The Chinese government reported 4.8% gross domestic product (GDP) growth in the first quarter of 2022, missing the government’s 5.5% target. Experts, such as Scissors, expressed skepticism towards the accuracy of Beijing’s figures at the time.

China is reportedly expected to announce 1.4% GDP growth for the second quarter of 2022 next week, which would be its lowest quarterly growth rate in over two years, according to the South China Morning Post.
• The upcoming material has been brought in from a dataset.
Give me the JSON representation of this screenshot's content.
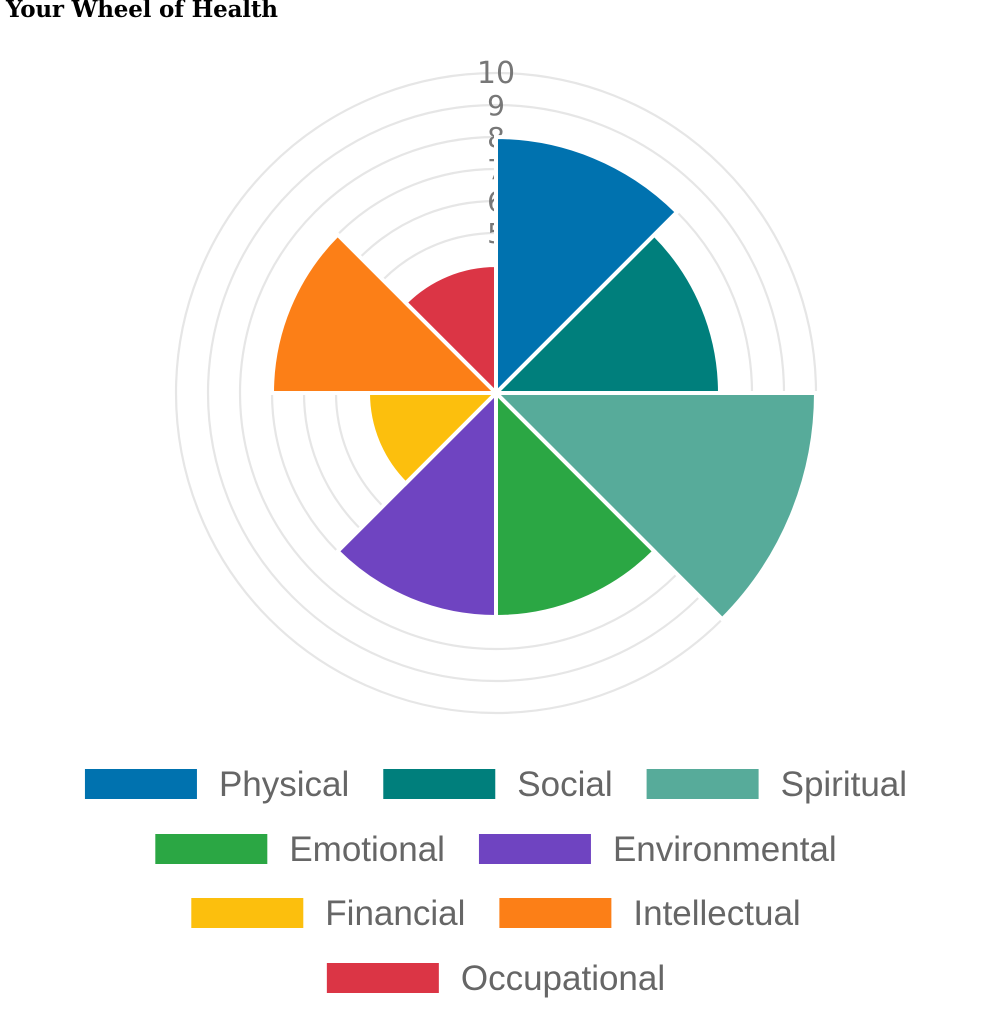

The Chinese Embassy referred the DCNF to a bulletin from China’s State Council when asked about the bank runs and China’s economic future.

“The situation of the pandemic prevention and control in China was turning for the better, production and demands gradually recovered, employment and prices were generally stable and major indicators improved marginally. The national economy showed a momentum of recovery,” the government bulletin stated.

China Construction Bank and Bank of China did not respond immediately to the DCNF’s request for comment.